Girl Talk: Love And The Absence Of Love
I was lying in the bed of my current lover. I don’t know if I would call him a lover, maybe just an intimate friend. Or a spiritual hookup. I’ve stopped labeling these things since I turned 30. They are too nuanced and complicated to put a name to.
We were lying head to toe in his bed. His left arm was wrapped around my ankle and my chin was resting on his knee. I listened as he explained why I shouldn’t spend the night. “Well, it’s 90 percent that I have stuff to do tomorrow and 10 percent that I may get more attached.” I knew exactly why getting more attached would be a bad thing. Because my lover wasn’t ready to be in love and I was. This tragedy hung in the air unnamed.

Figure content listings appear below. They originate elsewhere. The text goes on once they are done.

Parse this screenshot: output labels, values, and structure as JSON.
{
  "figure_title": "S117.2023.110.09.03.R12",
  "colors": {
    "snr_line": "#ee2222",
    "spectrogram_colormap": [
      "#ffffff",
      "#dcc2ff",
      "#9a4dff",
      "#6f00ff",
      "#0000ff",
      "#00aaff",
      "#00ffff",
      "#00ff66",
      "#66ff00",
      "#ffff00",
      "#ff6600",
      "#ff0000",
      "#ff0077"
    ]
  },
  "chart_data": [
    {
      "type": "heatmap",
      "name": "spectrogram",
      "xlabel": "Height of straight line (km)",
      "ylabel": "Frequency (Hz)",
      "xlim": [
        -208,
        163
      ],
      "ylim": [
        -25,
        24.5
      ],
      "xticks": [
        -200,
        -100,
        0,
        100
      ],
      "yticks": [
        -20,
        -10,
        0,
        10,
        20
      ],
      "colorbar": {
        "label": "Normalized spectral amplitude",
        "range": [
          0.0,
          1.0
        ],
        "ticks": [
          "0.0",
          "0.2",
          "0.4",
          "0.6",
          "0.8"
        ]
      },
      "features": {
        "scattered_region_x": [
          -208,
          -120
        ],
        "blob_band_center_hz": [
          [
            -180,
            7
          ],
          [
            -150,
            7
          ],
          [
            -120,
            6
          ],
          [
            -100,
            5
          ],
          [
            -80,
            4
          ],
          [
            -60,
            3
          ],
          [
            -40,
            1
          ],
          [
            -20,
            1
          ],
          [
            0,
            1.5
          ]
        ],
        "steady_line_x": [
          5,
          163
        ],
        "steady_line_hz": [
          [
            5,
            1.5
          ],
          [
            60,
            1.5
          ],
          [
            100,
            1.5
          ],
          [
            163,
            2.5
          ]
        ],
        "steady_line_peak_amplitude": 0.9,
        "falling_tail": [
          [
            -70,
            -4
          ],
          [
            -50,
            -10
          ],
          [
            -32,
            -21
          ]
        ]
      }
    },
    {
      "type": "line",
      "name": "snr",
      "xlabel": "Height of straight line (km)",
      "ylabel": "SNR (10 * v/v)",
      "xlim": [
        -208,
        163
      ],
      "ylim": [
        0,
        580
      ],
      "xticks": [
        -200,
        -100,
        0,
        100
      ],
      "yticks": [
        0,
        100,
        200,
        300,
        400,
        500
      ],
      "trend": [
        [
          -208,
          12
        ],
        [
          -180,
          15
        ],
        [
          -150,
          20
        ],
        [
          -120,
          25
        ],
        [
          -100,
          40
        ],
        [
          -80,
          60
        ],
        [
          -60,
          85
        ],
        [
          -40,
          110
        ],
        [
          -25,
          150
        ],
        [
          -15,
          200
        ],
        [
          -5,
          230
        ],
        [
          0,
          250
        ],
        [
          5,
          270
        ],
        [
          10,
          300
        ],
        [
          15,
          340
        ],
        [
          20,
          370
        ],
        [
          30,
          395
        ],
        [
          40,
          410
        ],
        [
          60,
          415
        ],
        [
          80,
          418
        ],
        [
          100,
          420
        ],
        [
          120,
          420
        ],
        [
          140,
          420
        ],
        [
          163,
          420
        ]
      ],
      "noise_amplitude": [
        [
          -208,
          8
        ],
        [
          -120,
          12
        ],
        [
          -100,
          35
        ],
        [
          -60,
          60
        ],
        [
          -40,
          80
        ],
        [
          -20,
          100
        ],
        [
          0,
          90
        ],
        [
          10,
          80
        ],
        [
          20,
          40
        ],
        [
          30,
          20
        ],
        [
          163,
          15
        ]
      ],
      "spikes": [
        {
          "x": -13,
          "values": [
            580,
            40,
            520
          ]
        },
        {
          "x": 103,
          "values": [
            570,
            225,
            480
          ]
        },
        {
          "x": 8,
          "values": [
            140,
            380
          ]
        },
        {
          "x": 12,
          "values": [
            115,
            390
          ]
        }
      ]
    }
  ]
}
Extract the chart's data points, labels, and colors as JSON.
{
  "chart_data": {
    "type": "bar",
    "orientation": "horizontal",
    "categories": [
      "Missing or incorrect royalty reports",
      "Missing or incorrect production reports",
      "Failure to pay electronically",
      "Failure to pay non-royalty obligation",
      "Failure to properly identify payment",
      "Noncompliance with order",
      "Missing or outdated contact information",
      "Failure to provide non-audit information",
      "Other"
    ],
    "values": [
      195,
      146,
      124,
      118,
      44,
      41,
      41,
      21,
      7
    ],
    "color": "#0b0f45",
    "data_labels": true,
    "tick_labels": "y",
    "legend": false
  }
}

Weeks earlier we sat at dinner holding hands over a bottle of wine and having what he calls a “meta-conversation.”
“What’s the goal?” he asked.
“I want to fall in love.” Right after the words came out of my mouth, I knew it was a silly thing to say. Love is not a goal; it’s a journey. A journey, I, for one, am constantly on. I fall in love 10 times a day with everyone and everything. I fall in love with a man because I like how organized his wallet is or how cool his sneakers are or the tenor of his voice or the way he looks nervous when he says hello. I fall in love with old people limping down the street just because they know more than me. I fall in love with fluffy puppies taking a piss because they are completely unselfconscious, with books because the characters are quirky, with movies because of the cinematography, with moments of all kinds. I’ve been known to say, “This is the best day of my life!” or to turn to the person next to me and shout, “You are my best friend!” if I’m having fun.
Lying there head to toe with my lover having a meta-conversation, I was falling in love with our moment. I opened my mouth wanting to express my deepest gratitude for the swell in my heart. But nothing would come out.
I thought about a column I had read where a man, recently out of a 20-year marriage, asks for advice about when it is appropriate to say the “L” word to a lover, especially with all of the weight the word carries. The advice columnist, Sugar, answers:
“Love is the feeling we have for those we care deeply about and hold in high regard. It can be light as the hug we give a friend or heavy as the sacrifices we make for our children. It can be romantic, platonic, familial, fleeting, everlasting, conditional, unconditional, imbued with sorrow, stoked by sex, sullied by abuse, amplified by kindness, twisted by betrayal, deepened by time, darkened by difficulty, leavened by generosity, nourished by humor and “loaded with promises and commitments” that we may or may not want or keep … the best thing you can possibly do with your life is to tackle the motherf**king s**t out of it.”
Sugar continues, “Your refusal to utter the word love to your lover has created a force field all its own. Withholding distorts reality. It makes the people who do the withholding ugly and small-hearted. It makes the people from whom things are withheld crazy and desperate and incapable of knowing what they actually feel.”
Turning the words over, I felt the urgency of love pull at my chest while the pressure of the absence of love was mounting in my lower stomach. There was a silent, tug of war going on in my body, my deepest self trying to determine a winner. I opened my mouth again to speak, but put it on my lover’s knee instead in a half-kiss, half-bite. He grabbed my hand and set it gently on his heart. As if he knew what I was thinking, he spoke, “I get the feeling that underneath your very tough exterior there is such an intense desire to be loved. It goes so deep in you, in all of us really. As someone who is routing for you, I want you to understand that you don’t need to be loved to be validated.”
As he spoke some silent tears leaked from my cheek and onto his knee. I was grateful he couldn’t see my face. “That’s true,” was all I could say. “Are you upset?” he asked. “That’s just hard for me to hear.” His words had released the pressure inside of me. He had seen me for who I really am, even if it wasn’t exactly the way I had wanted to be seen. And I loved him so fiercely for that. I wanted to tackle the motherf**king s**t out of him, but instead I got up, got dressed, and went home.